CI: Could you please tell our readers something about your personal philosophy of crime?

Madoff: I'll be glad to. I consider crime to be a necessary part of the business ecosystem. Look at the African plain. There are herbivores like wildebeests and carnivores like lions. The herbivores roam all over the place grazing on whatever vegetation they find, harvesting the solar energy trapped by plants. The carnivores harvest the energy contained in the bodies of the herbivores. The carnivores prevent overpopulation of the herbivores, and remove the weak and the sick, improving the stock. We criminals do the same thing to the business world. We are an essential part of the economic ecosystem.

CI: I never heard anybodyexpress it that way. That was very insightful.

Madoff: I have always thought that way since I started as a two-bit broker on Wall Street. Somebody is going to take the suckers' money, and it might as well be me. The suckers are certainly too goddamn dumb to hang on to it. We remove the stupid from the business scene so that the intelligent can prosper. It is a noble calling.

CI: Would you have any advice to our readers who might consider pulling off a scam like yours?

Madoff: Sure. My advice is "Think Big. Don't settle for less than you can get. And remember, anybody dumb enough to trust you with his money, deserves to lose it. Never forget this fact.

CI: Do you have any general advice or rule-of-thumb for would-be con-men?

Madoff: If you think you can get away with it, do it!

CI: Any advice for those in other areas of crime?

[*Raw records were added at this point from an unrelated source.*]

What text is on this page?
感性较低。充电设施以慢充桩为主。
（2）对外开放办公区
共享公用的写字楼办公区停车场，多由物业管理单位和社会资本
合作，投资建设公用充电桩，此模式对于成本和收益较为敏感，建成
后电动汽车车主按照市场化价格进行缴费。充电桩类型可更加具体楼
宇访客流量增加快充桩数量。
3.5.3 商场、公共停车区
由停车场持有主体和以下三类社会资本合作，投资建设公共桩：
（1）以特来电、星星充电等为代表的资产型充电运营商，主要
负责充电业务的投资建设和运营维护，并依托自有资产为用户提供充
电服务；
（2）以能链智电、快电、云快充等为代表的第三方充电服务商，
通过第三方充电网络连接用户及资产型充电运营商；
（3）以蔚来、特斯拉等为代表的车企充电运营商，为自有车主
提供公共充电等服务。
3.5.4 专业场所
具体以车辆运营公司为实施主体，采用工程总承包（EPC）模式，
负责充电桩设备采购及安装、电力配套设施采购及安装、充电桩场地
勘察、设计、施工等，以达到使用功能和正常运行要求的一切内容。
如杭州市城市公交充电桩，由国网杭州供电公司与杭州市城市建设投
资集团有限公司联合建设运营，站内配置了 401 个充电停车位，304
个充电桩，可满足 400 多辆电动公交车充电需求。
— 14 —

Madoff: Well, to tell the truth, I never had any experience outside of securities fraud. But there is some general advice I would like to pass on. Each and every criminal, no matter how lowly, should always do his or her very best. Whether it is a simple street con, an ordinary stickup, a major jewelry heist, whatever, the criminal must pay attention to detail and plan ahead. Each one of us, regardless of the opportunities that Fate has placed before us, has an obligation to make our crimes as magnificent and as profitable as possible. We are not just stealing money, but making our contributions to the Noble Art of Crime.

CI: Of all of the famous criminals of history, which ones do you admire the most?

Madoff: First of all, there is Charles Ponzi, obviously. By the way, he did not invent the great con that bears his name. It is as old as the hills. But Ponzi perfected it. Then there was Ivar Kreuger, the Match King, who was a contemporary of Ponzi, but somehow has not earned the fame that he deserves. John Law created the first truly gigantic Ponzi scheme two hundred years before Ponzi. He also deserves to be better known. Of course, absolutely every criminal admires the great Big Al Capone, but he was not in my line of work. Many confidence artists have inspired me over the years including Lou Blonger, George C. Parker who sold the Brooklyn Bridge, Soapy Smith, Victor Lustig who sold the Eiffel Tower, and many other greats. From them, I learned audacity and became aware of exactly how stupid the average sucker really is.

CI: Looking back at the entire caper that is responsible for putting you in here, is there anything that you are sorry about?

Madoff: There sure is! I am very sorry that I got caught. And that's all that I am sorry about.

CI: Well, thank you, Bernie for this inspirational interview. I am sure that our readers will find it both enlightening and beneficial.

Madoff: You are very welcome. Have a good trip back to New York.